Oliver Niebuhr
Associate Professor of Communication and Innovation
Centre for Industrial Electronics, Mads Clausen Institute, University of Southern Denmark (SDU)
Oliver Niebuhr earned his doctorate in Phonetics and Digital Speech Processing from Kiel University and worked afterwards as a post-doc researcher at linguistic and psychological institutes in Aix-en-Provence and York. In 2009, he was appointed Junior Professor of Spoken Language Analysis and returned to Kiel University, where he also headed the Kiel research center on “Speech & Emotion.” Since 2015, he is Associate Professor of Communication and Innovation at SDU and leads the Acoustics-in-Production group at the Centre of Industrial Electronics. His research focuses on the psycho-acoustic aspects of sound signals, including nonverbal persuasion and negotiation skills, noise perception, digital communication, HRI, and industrial sound design.
Ali Asadi
PhD student in Human-Robot-Interaction
University of Southern Denmark (SDU)
In his project, Ali Asadi aims to use social robots for behavior change. His PhD study is supervised by Professor Kerstin Fischer. His research interests lie in the area of human-robot interaction, behavior change, critical discourse analysis, English language teaching, writing and speaking skills, and metadiscourse.
Stephanie Berger
PhD student
Institute for Scandinavian Studies, Frisian Studies and General Linguistics, Kiel University, Germany
Her research focuses on acoustic-prosodic features of charismatic speech of English-speaking YouTube Creators as well as its perception.

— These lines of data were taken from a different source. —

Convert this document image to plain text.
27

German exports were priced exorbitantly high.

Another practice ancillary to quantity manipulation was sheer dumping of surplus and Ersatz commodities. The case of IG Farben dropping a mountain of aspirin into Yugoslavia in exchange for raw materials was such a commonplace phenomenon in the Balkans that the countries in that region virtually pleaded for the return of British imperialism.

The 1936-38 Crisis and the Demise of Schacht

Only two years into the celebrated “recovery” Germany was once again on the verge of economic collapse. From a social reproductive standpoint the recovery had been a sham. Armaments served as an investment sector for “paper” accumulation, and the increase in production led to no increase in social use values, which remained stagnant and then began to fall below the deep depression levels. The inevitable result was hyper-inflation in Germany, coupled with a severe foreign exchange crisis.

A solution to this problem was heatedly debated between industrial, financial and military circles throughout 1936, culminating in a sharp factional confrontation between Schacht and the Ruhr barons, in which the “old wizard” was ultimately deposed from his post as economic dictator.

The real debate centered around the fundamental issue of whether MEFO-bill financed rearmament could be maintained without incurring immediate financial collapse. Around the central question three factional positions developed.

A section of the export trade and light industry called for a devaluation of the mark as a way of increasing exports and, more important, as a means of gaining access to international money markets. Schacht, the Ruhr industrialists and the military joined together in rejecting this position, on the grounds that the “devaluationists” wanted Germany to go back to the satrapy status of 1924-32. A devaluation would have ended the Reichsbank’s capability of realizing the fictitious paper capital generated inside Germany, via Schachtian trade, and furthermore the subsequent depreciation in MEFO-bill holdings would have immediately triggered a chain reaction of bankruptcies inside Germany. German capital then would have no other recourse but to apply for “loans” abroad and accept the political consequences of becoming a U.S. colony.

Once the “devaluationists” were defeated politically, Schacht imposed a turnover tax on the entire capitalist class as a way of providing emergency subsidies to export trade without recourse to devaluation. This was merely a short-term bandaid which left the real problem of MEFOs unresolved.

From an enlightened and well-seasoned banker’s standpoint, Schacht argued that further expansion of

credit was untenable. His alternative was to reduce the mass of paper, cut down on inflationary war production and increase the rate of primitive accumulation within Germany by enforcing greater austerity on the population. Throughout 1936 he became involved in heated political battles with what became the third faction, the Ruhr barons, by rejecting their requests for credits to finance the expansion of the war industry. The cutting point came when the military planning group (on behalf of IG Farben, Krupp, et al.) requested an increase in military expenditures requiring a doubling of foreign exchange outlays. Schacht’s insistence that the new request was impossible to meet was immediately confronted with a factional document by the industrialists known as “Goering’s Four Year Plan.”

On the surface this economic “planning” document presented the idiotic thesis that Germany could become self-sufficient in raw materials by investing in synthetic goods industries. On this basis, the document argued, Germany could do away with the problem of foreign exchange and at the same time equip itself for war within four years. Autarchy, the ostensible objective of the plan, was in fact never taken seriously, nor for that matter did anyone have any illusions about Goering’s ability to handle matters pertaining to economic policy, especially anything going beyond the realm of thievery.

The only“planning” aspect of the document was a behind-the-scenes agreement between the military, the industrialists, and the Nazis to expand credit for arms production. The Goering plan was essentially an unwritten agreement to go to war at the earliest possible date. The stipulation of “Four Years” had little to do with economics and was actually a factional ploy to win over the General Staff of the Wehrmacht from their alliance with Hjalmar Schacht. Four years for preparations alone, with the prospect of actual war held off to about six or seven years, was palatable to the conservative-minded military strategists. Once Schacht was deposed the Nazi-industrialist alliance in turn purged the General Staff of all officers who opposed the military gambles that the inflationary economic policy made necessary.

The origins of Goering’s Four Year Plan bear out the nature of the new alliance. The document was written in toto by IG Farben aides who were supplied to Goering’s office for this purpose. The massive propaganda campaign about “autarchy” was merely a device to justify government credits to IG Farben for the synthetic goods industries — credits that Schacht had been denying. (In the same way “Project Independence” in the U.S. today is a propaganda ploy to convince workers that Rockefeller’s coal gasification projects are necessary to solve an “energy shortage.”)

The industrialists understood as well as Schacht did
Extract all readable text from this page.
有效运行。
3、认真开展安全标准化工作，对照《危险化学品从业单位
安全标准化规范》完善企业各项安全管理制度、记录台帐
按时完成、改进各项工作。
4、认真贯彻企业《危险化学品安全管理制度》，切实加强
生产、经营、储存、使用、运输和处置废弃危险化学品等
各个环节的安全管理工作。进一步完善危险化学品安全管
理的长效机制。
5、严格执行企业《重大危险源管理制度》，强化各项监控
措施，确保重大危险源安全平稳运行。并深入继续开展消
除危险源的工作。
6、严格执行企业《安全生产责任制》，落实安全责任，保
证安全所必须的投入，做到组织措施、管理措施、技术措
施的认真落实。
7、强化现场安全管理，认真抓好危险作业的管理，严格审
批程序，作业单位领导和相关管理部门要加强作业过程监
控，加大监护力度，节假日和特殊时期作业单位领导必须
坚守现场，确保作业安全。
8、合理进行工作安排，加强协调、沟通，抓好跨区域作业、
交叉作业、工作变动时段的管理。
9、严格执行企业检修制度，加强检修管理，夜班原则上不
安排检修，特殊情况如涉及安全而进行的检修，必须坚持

In 2017, she finished her master’s degree in General Linguistics, likewise at Kiel University, investigating acoustic-prosodic features of charismatic speech as well, for which she used methods she is now applying, adapting, and developing for her PhD thesis. Amongst other publications, a paper investigating the charisma of the voices of John F. Kennedy and Richard M. Nixon during their 1960 television debate was published in the collection “An den Rändern der Sprache” in 2020.
Kerstin Fischer
Professor (MSO) for Language and Technology Interaction
University of Southern Denmark (SDU)
Kerstin Fischer is professor (MSO) for Language and Technology Interaction at the University of Southern Denmark. She received her PhD in English Linguistics from Bielefeld University in 1998, where she developed a model for discourse particles from a construction grammatical perspective. Her research focuses on the verbal interaction between humans and robots, her most important concern being how interaction succeeds, what mechanisms and processes are involved, and what speech characteristics yield natural, trustworthy and possibly even persuasive interactions.
Martina Rossi
PhD student
Department of Linguistics and Phonetics, Christian-Albrechts-University, Kiel, Germany
In her PhD project, Martina Rossi investigates the characteristics of turn-taking in conversation from a multimodal perspective by observing the variation of segmental parameters, prosody and gestures. She is also interested in analyzing how sociolinguistic variables may influence these dimensions and consequently the subjects ’conversational behavior. Her PhD project is supervised by Prof. Dr. Margaret Zellers. She is also part of Prof. Zellers’ “Sound Patterns and Linguistic Structures at the Transition Space in Conversation” research project. Martina graduated with a BA in German Literature at the University of Milan, then went on to pursue her Master’s degree in Theoretical and Applied Linguistics at the University of Pavia, where she graduated in 2020 with a thesis on phonological acquisition and phonetic variation in Italian L2.
Jana Voße
PhD student
Phonetics Work Group, Bielefeld University, Germany
In her PhD project, Jana investigates different aspects of motivating speech in the context of health-promoting routines, aiming at implementing them in a speech synthesis system. She mainly focusses on the acoustic-phonetic features of motivating speech, but also takes pragmatic aspects into account. Her PhD project is supervised by Prof. Dr. Petra Wagner and Prof. Dr. Oliver Niebuhr.
Margaret Zellers
Professor in Phonetics and Phonology
Kiel University, Germany
Margaret Zellers completed her PhD on the prosody of discourse structure in 2011 at the University of Cambridge. After postdoctoral positions in York, Stockholm, and Stuttgart, in 2017 she was appointed to the position of Junior Professor in Phonetics and Phonology at Kiel University, Germany. Her research focuses on the prosody of spontaneous speech, in particular prosodic cues to turn-taking in conversation, as well as interfaces between phonetics and body movement (gesture) in conversational interaction.